В 1882 году Иван Тургенев подготовил к публикации в «Вестнике Европы» стихотворение в прозе: в нём девушка упрямо стремится переступить некий порог, хотя ей угрожают страдания, болезни, одиночество, тюрьма и даже смерть. Стихотворение, в котором многие увидели намёк на судьбу Перовской, заканчивается так: «Девушка перешагнула порог и тяжёлая завеса упала за нею.  Дура! проскрежетал кто-то сзади.  Святая! принеслось откуда-то в ответ».

Тогда, как и позже, отношение к казнённой террористке было маркером политических симпатий. Сторонники власти считали её преступницей, противники — святой мученицей, а обыватели, которых всегда большинство, — дурой, променявшей безбедную жизнь на лишения и гибель.

 

Девушка из высшего общества

Действительно, Софья и многие её соратники принадлежали к знатным и состоятельным семьям, сливкам российского общества. Она, впрочем, и здесь выделялась: её род хоть и не отличался древностью, зато стоял у самых вершин власти. Дед Софьи, Николай Перовский, был внебрачным сыном графа Алексея Разумовского — племянника и тёзки знаменитого фаворита Елизаветы Петровны.

По слухам, Разумовский-дядя даже тайно обвенчался с императрицей, и случилось это в подмосковном имении Перово, откуда и фамилия десяти детей Разумовского-племянника. Все они получили дворянство и отличное образование. Алексей Алексеевич стал писателем, публиковавшим свои произведения под псевдонимом Антоний Погорельский, Василий Алексеевич — генералом, завоевателем Средней Азии, Лев Алексеевич — министром внутренних дел. Николай, который в отличие от братьев носил отчество Иванович, был таврическим (крымским) губернатором, а его сын Лев к 30 годам дослужился до чина титулярного советника в Почтовом департаменте.

Когда пришла пора обзаводиться семьёй, Лев Николаевич взял в жёны Варвару Степановну Веселовскую, дочь небогатого могилёвского помещика. Один за другим появилось на свет четверо детей: Николай, Мария, Василий и (в сентябре 1853-го) младшая дочь Софья. Вскоре после её рождения отец был назначен вице-губернатором в Псков — те годы остались у Сони в памяти как самые счастливые. Их дом окружал большой сад, где дети летом играли в прятки и лазали по деревьям, а зимой катались с ледяной горки. Она дружила с соседским мальчиком Колей, сыном губернатора Муравьёва. Много лет спустя прокурор Николай Муравьёв на суде над Перовской потребует для неё смертной казни…

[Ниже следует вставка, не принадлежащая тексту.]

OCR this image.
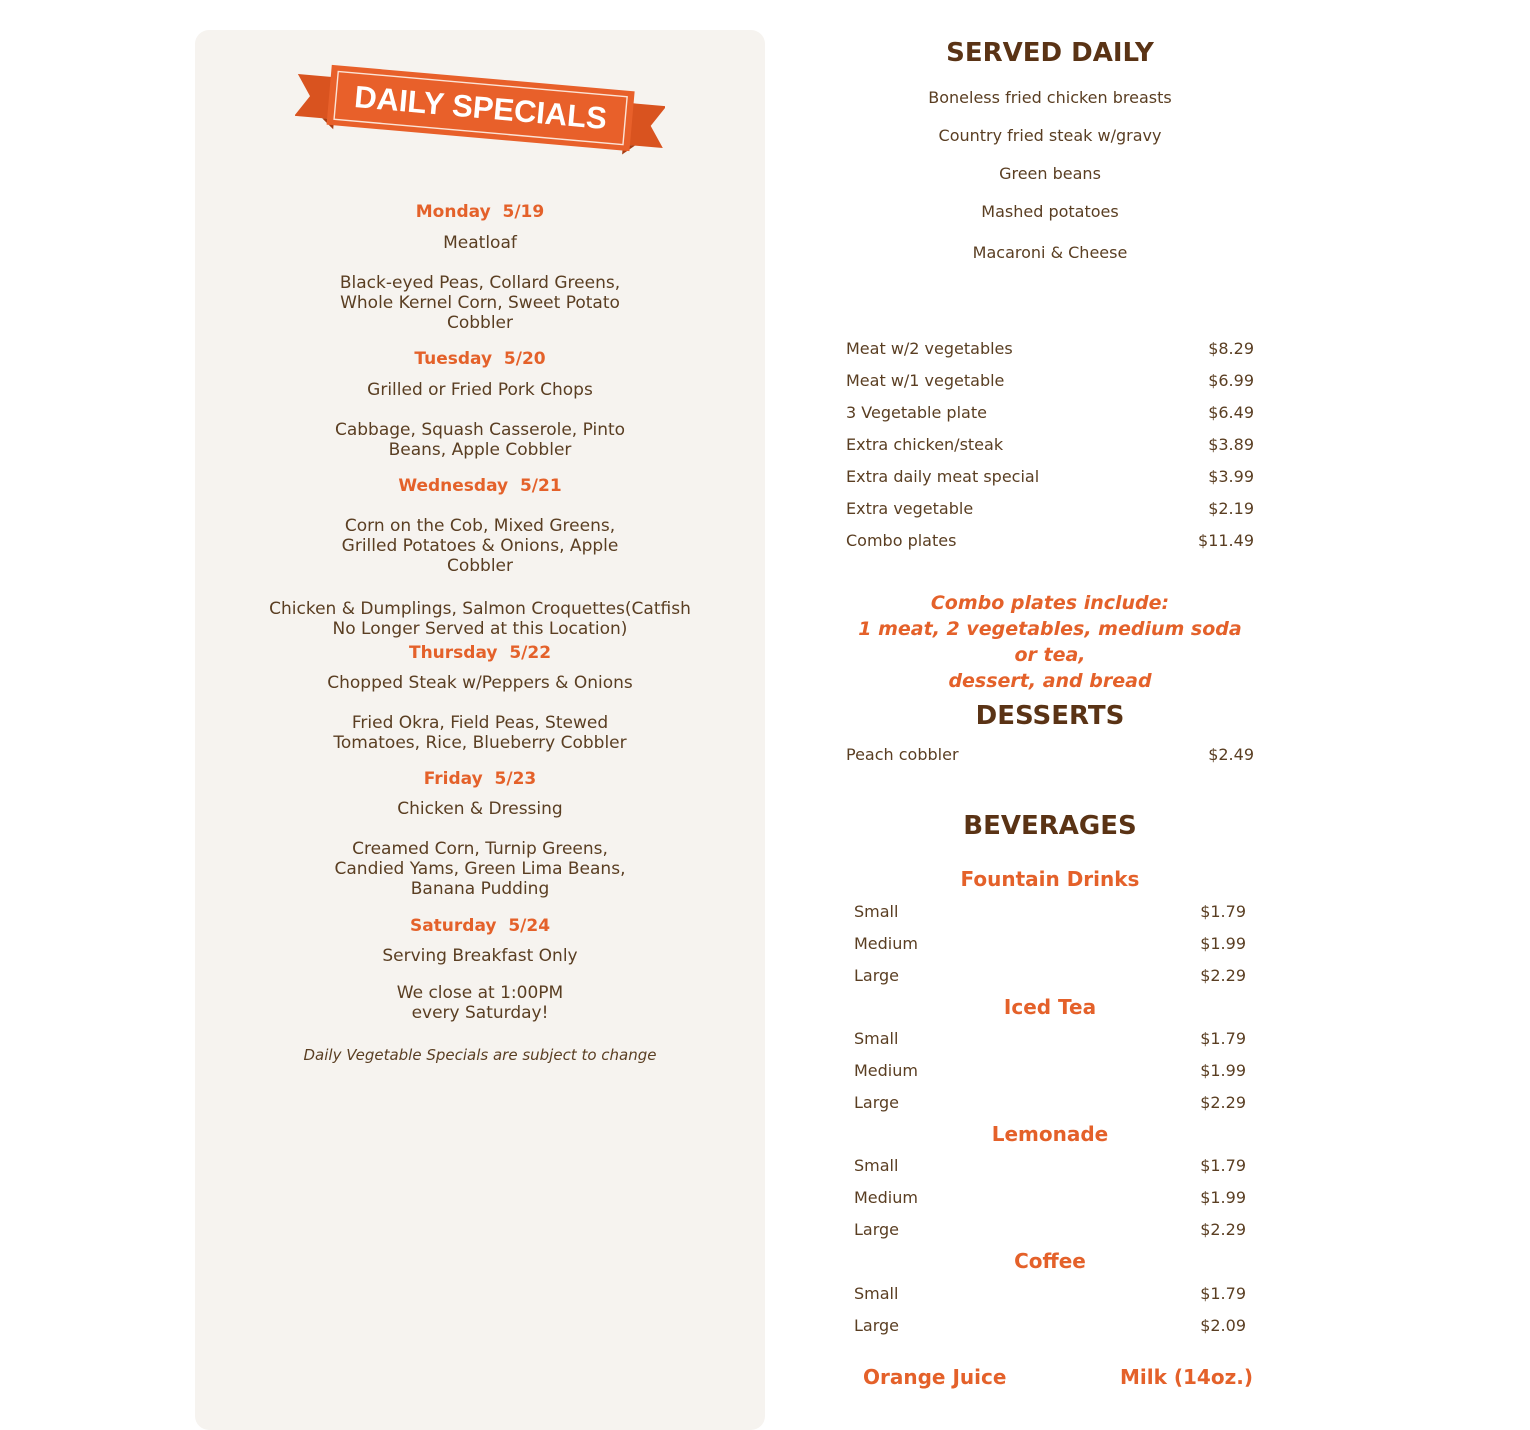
DAILY SPECIALS
Monday 5/19
Meatloaf
Black-eyed Peas, Collard Greens, Whole Kernel Corn, Sweet Potato Cobbler
Tuesday 5/20
Grilled or Fried Pork Chops
Cabbage, Squash Casserole, Pinto Beans, Apple Cobbler
Wednesday 5/21
Corn on the Cob, Mixed Greens, Grilled Potatoes & Onions, Apple Cobbler
Chicken & Dumplings, Salmon Croquettes(Catfish No Longer Served at this Location)
Thursday 5/22
Chopped Steak w/Peppers & Onions
Fried Okra, Field Peas, Stewed Tomatoes, Rice, Blueberry Cobbler
Friday 5/23
Chicken & Dressing
Creamed Corn, Turnip Greens, Candied Yams, Green Lima Beans, Banana Pudding
Saturday 5/24
Serving Breakfast Only
We close at 1:00PM every Saturday!
Daily Vegetable Specials are subject to change
SERVED DAILY
Boneless fried chicken breasts
Country fried steak w/gravy
Green beans
Mashed potatoes
Macaroni & Cheese
Meat w/2 vegetables	$8.29
Meat w/1 vegetable	$6.99
3 Vegetable plate	$6.49
Extra chicken/steak	$3.89
Extra daily meat special	$3.99
Extra vegetable	$2.19
Combo plates	$11.49
Combo plates include:
1 meat, 2 vegetables, medium soda or tea,
dessert, and bread
DESSERTS
Peach cobbler	$2.49
BEVERAGES
Fountain Drinks
Small	$1.79
Medium	$1.99
Large	$2.29
Iced Tea
Small	$1.79
Medium	$1.99
Large	$2.29
Lemonade
Small	$1.79
Medium	$1.99
Large	$2.29
Coffee
Small	$1.79
Large	$2.09
Orange Juice	Milk (14oz.)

Когда Соне было шесть лет, отца назначили вице-губернатором Крыма, и семья снова переехала — в имение, принадлежавшее недавно умершему деду. Там были свои радости: море, солнце, невиданные южные цветы. Однако в 1861-м Льва Николаевича перевели уже в Петербург, где старшие братья и сестра приступили к учёбе, а Соня вынуждена была целые дни проводить в одиночестве. Выручали книги: сначала сказки, потом французские романы, помогавшие забыть о скуке и ссорах родителей. В новом положении — столичного вице-губернатора — отца перестала устраивать жена-провинциалка, ничего не понимавшая в светских манерах и развлечениях. Семья, прежде любимая, превратилась в досадную помеху.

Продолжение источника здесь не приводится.